In short, Gardiner’s edition is a valuable addition to the catalogue, a “Figaro” that wears its scholarship lightly while stressing the grace and humanity of the Mozart-Da Ponte collaboration. Harnoncourt’s, on the other hand, is a curiosity: “Figaro” as a drama of alienation, populated by victims and schemers.

A standout among recent instru mental recordings has Mozart scholar Robert Levin making one of his too-infrequent appearances as a pianist: an irresistible coupling of the Concertos in E-flat, K. 271, and A, K. 414, in which his playing is handsomely complemented by Christopher Hogwood and the Academy of Ancient Music (L’Oiseau-Lyre 443 328).
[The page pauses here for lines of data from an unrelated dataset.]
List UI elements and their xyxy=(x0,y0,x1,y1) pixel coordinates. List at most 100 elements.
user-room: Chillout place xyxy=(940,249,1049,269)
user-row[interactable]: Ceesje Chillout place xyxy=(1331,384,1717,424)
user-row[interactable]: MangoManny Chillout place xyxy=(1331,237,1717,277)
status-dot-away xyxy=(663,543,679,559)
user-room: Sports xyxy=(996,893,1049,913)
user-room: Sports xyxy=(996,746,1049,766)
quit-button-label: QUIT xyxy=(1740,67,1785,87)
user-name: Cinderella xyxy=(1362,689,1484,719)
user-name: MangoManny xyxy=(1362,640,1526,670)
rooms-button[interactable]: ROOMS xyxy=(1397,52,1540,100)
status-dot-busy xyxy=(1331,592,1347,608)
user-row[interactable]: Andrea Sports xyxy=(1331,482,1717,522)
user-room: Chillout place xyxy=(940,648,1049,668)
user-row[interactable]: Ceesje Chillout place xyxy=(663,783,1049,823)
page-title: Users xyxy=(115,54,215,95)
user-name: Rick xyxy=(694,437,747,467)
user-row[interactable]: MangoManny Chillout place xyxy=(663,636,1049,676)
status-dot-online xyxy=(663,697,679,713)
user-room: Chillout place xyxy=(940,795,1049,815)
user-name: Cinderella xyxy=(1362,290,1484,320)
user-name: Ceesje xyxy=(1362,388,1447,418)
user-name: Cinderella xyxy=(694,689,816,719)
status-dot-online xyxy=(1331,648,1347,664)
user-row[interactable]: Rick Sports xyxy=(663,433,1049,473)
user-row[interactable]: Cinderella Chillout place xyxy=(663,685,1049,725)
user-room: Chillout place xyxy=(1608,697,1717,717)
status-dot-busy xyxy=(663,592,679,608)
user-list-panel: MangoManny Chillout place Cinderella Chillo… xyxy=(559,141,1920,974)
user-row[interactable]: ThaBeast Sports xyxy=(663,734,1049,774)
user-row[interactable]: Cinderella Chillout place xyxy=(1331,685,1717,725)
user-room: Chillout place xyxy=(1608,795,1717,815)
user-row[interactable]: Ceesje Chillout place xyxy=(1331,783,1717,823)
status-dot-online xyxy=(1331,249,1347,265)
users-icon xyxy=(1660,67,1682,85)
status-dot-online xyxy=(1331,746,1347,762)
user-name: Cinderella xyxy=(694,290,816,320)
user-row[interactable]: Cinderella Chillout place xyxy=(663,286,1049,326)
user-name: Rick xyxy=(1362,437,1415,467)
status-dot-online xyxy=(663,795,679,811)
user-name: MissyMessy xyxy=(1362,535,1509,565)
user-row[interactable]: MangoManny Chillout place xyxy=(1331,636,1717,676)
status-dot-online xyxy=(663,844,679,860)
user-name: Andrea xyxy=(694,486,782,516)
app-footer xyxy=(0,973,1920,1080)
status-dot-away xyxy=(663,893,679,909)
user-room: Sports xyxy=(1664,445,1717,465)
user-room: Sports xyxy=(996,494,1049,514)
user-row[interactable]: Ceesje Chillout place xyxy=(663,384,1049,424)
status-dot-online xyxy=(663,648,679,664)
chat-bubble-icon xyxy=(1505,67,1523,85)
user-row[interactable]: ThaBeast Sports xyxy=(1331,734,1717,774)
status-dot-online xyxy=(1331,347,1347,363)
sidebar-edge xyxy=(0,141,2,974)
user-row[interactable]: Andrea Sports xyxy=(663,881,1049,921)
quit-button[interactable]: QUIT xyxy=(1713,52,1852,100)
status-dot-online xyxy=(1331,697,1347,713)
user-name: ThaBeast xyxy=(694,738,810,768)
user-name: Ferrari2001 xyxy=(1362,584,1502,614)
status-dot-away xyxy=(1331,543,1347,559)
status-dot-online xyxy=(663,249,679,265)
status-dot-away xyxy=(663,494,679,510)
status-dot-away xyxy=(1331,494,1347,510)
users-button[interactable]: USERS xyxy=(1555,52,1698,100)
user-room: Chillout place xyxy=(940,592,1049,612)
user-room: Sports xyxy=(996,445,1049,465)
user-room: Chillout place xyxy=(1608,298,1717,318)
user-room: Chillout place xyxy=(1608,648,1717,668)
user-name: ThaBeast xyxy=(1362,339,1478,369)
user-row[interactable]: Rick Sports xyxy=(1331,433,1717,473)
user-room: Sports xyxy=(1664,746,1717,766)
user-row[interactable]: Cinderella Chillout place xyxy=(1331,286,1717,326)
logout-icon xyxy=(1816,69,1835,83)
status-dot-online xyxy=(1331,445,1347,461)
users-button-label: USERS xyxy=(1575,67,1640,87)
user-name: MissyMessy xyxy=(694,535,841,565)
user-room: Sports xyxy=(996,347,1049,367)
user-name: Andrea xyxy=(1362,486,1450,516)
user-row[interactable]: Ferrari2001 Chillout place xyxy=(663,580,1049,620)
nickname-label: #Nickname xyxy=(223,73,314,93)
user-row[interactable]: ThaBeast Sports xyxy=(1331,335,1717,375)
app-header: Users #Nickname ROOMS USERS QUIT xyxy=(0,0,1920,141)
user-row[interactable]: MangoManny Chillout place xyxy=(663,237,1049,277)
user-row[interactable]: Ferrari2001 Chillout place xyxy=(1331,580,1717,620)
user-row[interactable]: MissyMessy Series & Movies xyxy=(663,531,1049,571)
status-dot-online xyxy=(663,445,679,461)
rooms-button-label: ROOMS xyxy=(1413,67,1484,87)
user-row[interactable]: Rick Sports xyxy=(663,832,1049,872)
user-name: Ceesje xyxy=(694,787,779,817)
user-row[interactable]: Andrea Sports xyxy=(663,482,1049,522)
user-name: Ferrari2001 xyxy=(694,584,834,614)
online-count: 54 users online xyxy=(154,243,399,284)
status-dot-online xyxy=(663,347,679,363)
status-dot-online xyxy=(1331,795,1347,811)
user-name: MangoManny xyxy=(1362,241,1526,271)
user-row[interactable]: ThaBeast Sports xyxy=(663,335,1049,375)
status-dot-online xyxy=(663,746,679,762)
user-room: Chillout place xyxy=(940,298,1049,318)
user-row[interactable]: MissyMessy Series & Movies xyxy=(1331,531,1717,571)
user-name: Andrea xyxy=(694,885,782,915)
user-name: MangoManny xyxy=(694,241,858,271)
Levin’s immensely vital readings, on a pingy reproduction of a 1785 Stein instrument of the kind Mozart favored, give us both the surface glitter and the darker undercurrents of these scores.

Claudio Abbado’s Mozartean sympathies have hardly been apparent in past recorded outings. And they may remain suspect in his latest encounter with his music (Sony 48385).

Still, there’s much to enjoy here, in works requiring more drive than finesse, and which benefit from the superb execution of the Berlin Philharmonic: the “Paris” Symphony, K.297 (including both versions of the slow movement), the three-movement symphony drawn from the “Posthorn” Serenade, the ferocious “little” G-minor Symphony, K. 183, and a Masonic Funeral Music more evocative of rites for a Wagnerian hero than one of Mozart’s lodge brothers.